The Slatest

Immigrant Who Just Won Public Service Award Named for MLK Is Now Hiding From ICE in a New Jersey Church

Harry Pangemanan at the Reformed Church of Highland Park in Highland Park, New Jersey in 2011.
Harry Pangemanan at the Reformed Church of Highland Park in New Jersey in 2011. Mel Evans/AP

Democratic New Jersey Gov. Phil Murphy met Friday morning with Harry Pangemanan, the undocumented Indonesian immigrant who took sanctuary from ICE agents at the Reformed Church of Highland Park in the city of Highland Park, New Jersey, on Thursday. Murphy and Democratic Rep. Frank Pallone both say they will attempt to obtain a stay of deportation for Pangemanan, who has been in the United States since 1993 (he entered on a temporary visa) and has an extremely sympathetic biography. From the Asbury Park Press:

Since 2012, Pangemanan has led a team of volunteers rebuilding more than 200 homes in Monmouth and Ocean counties devastated by Superstorm Sandy.

He received the 2018 Dr. Martin Luther King Jr. Humanitarian Award from the Highland Park Human Relations Commission on Jan. 15 for his efforts.

“I’m working. I’ve worked hard for my family,” he told an Asbury Park Press reporter. “I’m not dependent on somebody else.”

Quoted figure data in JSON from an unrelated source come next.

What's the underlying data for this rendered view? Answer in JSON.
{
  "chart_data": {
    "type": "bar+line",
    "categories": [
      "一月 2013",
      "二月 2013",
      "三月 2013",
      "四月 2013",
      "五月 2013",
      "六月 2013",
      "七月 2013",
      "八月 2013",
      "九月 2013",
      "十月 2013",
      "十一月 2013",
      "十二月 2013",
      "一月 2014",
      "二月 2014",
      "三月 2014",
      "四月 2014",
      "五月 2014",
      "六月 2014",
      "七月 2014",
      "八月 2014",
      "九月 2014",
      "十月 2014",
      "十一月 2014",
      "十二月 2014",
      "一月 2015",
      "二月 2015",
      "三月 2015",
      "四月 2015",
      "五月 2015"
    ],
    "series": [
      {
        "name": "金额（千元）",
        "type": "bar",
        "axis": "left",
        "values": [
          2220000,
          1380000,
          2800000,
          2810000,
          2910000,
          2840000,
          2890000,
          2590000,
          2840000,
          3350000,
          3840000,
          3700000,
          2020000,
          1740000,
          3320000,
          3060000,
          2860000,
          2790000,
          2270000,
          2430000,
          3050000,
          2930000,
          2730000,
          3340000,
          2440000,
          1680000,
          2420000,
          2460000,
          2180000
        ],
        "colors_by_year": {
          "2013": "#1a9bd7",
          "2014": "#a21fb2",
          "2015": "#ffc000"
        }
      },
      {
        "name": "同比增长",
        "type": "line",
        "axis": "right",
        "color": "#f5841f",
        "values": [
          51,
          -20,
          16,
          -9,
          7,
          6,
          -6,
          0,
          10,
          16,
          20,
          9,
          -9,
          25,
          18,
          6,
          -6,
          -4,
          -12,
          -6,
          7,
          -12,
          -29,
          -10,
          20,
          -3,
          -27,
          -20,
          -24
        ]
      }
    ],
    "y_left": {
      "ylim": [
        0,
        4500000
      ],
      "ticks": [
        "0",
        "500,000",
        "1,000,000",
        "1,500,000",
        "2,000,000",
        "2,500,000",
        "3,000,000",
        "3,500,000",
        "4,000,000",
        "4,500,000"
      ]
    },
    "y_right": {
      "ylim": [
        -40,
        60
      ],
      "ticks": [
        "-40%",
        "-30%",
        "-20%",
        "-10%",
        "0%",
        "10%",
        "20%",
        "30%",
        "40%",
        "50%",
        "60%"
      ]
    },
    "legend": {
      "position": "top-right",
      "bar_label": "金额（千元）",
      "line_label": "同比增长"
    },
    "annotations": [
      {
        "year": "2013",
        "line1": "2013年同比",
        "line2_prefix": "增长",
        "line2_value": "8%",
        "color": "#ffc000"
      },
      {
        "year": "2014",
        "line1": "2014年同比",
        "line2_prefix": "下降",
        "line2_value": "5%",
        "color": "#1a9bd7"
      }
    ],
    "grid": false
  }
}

(Point of clarity: Pangemanan himself is paid by a church group to lead the rebuilding projects.)

Said Pangemanan’s pastor, the Rev. Seth Kaper-Dale: “Many of the houses that he worked on, in the lawn of the homes he was working on were big Donald Trump signs and yet he was still rebuilding those homes to get Jersey families back inside.”

Pangemanan, a Christian, says he left his majority-Muslim homeland because of the threat of persecution and could be put in danger if he’s forced to return. It doesn’t appear to be an overblown concern: Last May, for example, the Christian governor of Jakarta was sentenced to two years in jail for allegedly blaspheming the Koran. The New Jersey resident’s case has been taken up by activists like MoveOn Washington director Ben Wikler:

Pangemanan and his pastor are also activists, in fact: Kaper-Dale leads a group called the Deportation and Immigration Response Equipo and ran for governor last year on the Green Party ticket. Pangemanan became something of a spokesman for undocumented immigrants in New Jersey after a previous experience taking sanctuary in Kaper-Dale’s church in 2012. (He was able to leave after 11 months when the Obama administration issued a stay of his deportation order.) Knowing he might once again be picked up under Trump, Pangemanan and Kaper-Dale were prepared for Thursday’s events:

He was backing out of his driveway to take his oldest daughter to Metuchen High School when he saw an unmarked SUV out front inch toward his car. Pangemanan placed the car in park, jumped out and ran inside. Then he called his daughter, who was still in the car. “I told her, ‘Please walk to the school because I do not trust the car behind us,’ ” Pangemanan recalled. He then called Kaper-Dale, who picked him up and took him to the church. Kaper-Dale went back to Pangemanan’s house in Highland Park and filmed ICE agents as they knocked on the front door.

Pangemanan’s story is somewhat reminiscent of Rosa Parks, an NAACP activist whose famous arrest, which made her the face of a successful high-profile boycott, involved both spontaneous protest and premeditated political strategy. In fact, Pangemanan’s prominence may itself have attracted ICE’s attention: A Washington Post story published a week ago noted that the agency has recently arrested a number of immigrant organizers around the country, while this week the Border Patrol detained an Arizona man whose humanitarian organization had just distributed a video of agents kicking over water bottles that had been left in the desert for border-crossers. In New Jersey, it seems, both sides of America’s most polarizing current civil rights issue were ready for a fight.